Ночью я думаю о Витьке. Если б он слышал, какие речи я толкаю в его защиту! Только этого недоставало – чтобы он их слышал!.. Я не сплю, и в голове у меня звучат строчки стихов, не написанных Пушкиным. Две таинственные строчки, словно вырванные нетерпеливой рукой из старого черновика.
…Так осень веселее лета,
Печальней осени зима…
Перед работой иду в парикмахерскую. Смотрю на себя в большое зеркало и вспоминаю слова Бориса: «На что ты стала похожа!» Моя Тоня на месте, сегодня ее смена. Знакомый парикмахер хорош уже тем, что ни о чем не спрашивает. Тоня знает, чего я хочу. Даже лучше знает, чем я сама. Это создает душевный комфорт, чувство расслабленности и покоя. В парикмахерской, как в церкви, можно углубиться в себя, помолчать или исповедаться. В зависимости от настроения. И даже послушать музыку: радио здесь не выключают…
– Может, слегка подстричь? – спрашиваю я.
– Рано, – говорит она.
Тоня категорична, и я подчиняюсь.
Она пританцовывает вокруг меня на своих стройных ногах, обутых не по сезону в летние босоножки, – в них не так устаешь. Мягкими движениями она накручивает на бигуди прядь за прядью, от ее рук приятно пахнет миндальным молоком и ланолином.
– И когда уже вы начнете седеть? – спрашивает она.
Это приглашение к разговору.

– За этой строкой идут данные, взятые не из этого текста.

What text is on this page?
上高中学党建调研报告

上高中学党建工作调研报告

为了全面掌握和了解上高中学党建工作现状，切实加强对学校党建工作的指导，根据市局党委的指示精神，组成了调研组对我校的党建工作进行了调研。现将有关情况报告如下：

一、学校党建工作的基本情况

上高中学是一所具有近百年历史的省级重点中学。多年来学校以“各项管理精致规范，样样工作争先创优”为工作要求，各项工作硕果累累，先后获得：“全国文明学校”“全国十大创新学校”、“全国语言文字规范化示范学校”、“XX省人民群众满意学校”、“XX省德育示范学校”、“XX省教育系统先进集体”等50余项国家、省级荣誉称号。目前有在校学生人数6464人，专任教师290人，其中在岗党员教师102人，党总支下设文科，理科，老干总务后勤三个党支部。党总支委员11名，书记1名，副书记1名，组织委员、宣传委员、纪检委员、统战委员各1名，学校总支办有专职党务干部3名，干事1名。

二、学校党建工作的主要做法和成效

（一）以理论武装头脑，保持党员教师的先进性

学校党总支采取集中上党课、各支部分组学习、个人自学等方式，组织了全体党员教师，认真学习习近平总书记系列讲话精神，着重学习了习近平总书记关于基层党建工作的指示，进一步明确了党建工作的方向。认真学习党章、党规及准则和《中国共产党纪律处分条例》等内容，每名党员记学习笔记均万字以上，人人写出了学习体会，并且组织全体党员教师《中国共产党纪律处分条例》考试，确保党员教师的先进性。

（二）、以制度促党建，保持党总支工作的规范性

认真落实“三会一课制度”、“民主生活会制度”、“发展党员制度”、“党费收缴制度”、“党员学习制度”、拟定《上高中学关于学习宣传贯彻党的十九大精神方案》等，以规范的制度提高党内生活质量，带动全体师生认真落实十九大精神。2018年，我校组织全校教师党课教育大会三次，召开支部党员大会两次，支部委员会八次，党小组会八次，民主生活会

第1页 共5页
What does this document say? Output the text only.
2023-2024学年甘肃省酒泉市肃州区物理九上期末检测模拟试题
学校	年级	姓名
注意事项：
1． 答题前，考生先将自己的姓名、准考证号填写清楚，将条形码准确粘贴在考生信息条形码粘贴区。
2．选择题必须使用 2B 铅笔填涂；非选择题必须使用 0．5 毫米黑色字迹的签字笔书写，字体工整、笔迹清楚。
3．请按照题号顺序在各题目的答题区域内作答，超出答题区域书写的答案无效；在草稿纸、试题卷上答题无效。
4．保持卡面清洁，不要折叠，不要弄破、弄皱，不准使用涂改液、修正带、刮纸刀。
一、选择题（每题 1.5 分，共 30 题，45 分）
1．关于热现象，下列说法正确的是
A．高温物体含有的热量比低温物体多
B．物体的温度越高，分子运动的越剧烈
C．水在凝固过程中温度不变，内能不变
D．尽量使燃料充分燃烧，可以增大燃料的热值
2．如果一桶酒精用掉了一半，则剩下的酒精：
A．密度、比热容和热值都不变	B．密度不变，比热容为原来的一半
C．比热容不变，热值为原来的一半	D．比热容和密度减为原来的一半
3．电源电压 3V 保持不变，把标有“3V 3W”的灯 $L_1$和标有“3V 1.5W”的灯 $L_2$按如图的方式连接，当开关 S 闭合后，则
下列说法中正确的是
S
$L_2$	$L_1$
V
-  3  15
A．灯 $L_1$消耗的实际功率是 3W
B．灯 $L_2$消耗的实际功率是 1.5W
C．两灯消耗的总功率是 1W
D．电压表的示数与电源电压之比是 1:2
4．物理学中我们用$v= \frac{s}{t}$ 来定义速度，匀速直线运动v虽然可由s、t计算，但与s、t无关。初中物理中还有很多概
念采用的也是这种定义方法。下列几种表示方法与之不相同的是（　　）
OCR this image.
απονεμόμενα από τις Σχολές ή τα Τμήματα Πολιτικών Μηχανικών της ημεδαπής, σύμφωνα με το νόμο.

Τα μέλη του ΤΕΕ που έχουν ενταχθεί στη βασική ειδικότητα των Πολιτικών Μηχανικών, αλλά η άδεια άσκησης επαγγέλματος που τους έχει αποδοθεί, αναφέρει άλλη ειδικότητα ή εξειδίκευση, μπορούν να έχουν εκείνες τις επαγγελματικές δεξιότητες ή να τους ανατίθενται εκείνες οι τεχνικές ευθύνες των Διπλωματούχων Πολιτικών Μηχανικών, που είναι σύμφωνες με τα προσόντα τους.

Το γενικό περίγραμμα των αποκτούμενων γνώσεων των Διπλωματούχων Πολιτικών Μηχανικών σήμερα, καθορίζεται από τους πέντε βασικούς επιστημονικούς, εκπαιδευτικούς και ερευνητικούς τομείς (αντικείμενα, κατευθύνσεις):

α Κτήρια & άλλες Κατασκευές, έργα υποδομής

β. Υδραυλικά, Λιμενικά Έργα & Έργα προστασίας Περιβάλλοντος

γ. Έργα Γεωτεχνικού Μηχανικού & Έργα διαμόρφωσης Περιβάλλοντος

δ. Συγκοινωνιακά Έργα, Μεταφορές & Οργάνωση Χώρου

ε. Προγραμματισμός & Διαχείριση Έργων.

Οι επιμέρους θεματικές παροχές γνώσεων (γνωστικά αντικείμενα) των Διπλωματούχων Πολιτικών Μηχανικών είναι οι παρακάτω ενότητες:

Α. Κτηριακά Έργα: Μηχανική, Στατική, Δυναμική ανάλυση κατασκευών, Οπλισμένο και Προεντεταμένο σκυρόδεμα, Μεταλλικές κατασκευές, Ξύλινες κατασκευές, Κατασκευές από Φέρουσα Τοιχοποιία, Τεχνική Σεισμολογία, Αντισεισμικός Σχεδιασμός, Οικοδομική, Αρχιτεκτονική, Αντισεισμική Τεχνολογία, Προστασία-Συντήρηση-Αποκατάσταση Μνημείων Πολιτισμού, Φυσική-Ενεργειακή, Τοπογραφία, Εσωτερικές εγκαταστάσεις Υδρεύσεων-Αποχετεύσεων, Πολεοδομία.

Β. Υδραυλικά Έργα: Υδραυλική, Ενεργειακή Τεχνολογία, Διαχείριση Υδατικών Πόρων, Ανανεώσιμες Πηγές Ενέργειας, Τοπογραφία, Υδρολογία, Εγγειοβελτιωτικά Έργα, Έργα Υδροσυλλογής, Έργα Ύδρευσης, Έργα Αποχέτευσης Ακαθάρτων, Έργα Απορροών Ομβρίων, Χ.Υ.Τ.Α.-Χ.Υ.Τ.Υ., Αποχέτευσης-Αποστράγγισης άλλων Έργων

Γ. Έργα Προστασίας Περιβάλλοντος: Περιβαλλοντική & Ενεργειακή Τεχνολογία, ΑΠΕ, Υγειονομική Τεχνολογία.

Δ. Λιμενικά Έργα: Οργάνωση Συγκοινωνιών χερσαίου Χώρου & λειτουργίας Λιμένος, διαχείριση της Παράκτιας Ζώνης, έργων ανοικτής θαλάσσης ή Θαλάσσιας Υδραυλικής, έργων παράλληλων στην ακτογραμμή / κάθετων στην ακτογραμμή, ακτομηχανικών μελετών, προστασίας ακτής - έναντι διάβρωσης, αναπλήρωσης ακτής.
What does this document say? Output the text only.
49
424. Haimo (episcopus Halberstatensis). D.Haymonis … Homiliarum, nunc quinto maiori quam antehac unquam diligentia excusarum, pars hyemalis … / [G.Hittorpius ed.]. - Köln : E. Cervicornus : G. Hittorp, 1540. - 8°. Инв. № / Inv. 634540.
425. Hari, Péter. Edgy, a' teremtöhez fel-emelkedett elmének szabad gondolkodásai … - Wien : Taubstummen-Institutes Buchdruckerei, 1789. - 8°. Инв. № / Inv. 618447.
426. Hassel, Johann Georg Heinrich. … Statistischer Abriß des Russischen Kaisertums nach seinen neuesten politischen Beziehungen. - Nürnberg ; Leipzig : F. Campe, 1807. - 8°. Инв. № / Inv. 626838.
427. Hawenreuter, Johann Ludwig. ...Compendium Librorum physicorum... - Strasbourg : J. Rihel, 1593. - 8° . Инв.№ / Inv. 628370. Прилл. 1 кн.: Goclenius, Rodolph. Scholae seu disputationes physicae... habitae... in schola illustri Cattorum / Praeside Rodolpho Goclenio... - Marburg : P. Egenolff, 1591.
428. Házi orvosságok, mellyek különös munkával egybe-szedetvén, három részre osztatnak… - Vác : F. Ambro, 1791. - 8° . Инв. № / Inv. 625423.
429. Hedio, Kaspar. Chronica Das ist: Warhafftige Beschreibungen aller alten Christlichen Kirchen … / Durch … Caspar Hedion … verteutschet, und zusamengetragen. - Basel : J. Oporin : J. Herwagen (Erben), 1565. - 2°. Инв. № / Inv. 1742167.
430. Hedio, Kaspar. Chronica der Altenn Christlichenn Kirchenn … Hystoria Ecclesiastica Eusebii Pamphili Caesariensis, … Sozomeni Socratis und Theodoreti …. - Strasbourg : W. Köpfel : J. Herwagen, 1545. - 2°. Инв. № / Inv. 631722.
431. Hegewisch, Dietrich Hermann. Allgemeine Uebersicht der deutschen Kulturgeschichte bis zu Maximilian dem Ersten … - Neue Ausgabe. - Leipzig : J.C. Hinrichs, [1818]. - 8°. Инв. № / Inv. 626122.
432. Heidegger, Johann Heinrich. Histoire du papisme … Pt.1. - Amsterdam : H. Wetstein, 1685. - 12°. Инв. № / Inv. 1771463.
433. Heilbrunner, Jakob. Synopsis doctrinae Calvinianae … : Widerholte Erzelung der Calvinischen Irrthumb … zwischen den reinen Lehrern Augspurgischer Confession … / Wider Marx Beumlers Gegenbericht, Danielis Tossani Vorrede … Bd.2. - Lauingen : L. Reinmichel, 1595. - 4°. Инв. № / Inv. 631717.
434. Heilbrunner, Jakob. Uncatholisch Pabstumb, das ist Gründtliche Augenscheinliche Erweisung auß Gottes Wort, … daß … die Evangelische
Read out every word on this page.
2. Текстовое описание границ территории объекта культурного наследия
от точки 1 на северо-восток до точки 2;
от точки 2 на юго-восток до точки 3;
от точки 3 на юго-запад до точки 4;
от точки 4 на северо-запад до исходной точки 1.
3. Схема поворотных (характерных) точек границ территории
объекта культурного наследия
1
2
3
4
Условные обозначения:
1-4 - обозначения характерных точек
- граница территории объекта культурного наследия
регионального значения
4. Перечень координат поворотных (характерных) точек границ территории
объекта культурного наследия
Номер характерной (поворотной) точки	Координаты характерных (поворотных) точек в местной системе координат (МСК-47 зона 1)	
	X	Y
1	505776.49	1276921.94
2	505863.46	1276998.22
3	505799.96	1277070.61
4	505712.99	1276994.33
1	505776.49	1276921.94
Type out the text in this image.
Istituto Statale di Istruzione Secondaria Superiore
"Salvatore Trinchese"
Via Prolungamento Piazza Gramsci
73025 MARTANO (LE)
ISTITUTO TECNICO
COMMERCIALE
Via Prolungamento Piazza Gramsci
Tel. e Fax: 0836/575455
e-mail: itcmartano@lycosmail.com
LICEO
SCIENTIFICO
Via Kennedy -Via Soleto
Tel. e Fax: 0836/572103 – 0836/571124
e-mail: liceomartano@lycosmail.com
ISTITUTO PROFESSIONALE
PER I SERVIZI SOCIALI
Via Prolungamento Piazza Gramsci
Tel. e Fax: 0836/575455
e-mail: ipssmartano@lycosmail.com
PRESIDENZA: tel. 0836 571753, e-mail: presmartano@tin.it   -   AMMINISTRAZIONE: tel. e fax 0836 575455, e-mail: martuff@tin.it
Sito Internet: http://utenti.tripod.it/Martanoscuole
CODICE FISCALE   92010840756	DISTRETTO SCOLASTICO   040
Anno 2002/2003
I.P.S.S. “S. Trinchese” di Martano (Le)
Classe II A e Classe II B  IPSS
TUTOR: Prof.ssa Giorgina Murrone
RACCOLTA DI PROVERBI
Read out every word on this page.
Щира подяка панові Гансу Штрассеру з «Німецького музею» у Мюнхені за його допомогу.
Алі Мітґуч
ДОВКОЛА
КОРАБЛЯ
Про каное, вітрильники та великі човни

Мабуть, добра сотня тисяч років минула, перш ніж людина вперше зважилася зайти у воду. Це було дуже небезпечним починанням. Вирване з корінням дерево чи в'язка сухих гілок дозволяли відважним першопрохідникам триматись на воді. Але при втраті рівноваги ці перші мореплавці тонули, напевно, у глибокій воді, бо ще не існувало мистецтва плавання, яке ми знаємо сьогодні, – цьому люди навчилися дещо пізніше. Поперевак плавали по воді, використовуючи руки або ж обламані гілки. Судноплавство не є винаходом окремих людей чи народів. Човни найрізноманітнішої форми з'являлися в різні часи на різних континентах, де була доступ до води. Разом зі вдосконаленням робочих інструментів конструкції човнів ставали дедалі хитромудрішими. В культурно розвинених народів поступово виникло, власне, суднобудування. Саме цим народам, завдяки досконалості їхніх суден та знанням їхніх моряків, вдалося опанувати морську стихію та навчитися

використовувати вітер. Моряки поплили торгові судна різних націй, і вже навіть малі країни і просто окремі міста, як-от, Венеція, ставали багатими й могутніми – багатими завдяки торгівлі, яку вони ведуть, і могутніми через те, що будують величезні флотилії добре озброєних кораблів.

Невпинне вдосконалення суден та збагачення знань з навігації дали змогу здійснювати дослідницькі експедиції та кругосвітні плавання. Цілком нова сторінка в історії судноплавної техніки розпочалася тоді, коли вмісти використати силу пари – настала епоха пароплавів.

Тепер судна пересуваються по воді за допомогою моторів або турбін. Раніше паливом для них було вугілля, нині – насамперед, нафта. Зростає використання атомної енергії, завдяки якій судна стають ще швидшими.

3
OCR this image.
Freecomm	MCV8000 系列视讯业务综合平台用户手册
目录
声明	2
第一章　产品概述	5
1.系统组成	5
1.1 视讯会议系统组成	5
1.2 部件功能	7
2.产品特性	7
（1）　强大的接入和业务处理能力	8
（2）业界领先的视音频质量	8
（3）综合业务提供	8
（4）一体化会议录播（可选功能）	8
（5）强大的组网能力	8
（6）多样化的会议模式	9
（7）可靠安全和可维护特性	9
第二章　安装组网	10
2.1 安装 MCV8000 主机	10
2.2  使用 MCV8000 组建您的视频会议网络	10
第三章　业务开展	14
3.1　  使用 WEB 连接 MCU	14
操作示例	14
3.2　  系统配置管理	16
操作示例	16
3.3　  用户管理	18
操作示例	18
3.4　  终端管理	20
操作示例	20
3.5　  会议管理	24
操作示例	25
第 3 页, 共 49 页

Своеобразный комплимент.
– Вы находите, что пора? – говорю я. – Скоро, Тонечка! Вот мой Витька женится!..
– Неужели вы переживаете? Я бы, например, очень хотела, чтобы мой Петька скорей женился!..
– Еще бы! Вашему шесть лет! Когда мой был таким, я тоже хотела, чтобы он скорей вырос…
– Ну, вот. А теперь недовольны!..
– Тонечка, если я покажу вам один-единственный волос… Вы сумеете определить – натуральный он или крашеный?..
– А то! – говорит она. И ловко стягивает мою голову шелковой сеткой.
Конечно, у меня его нет с собой. Но тогда я его почему-то спрятала. Как вещественное доказательство. И теперь мне приходит в голову идея – разоблачить с его помощью Нонку… Подумаешь, психолог!.. Ей активно не нравится!.. А по мнению Мики, девочка на уровне… Но и он хорош! Благородный дядюшка! А мой дурачок с ним делится!
В кого он такой, Витька? Доверчив в меня, а самонадеян в Бориса! Наградили сыночка чем могли! Опасное сочетание, он не раз в своей жизни поплатится!..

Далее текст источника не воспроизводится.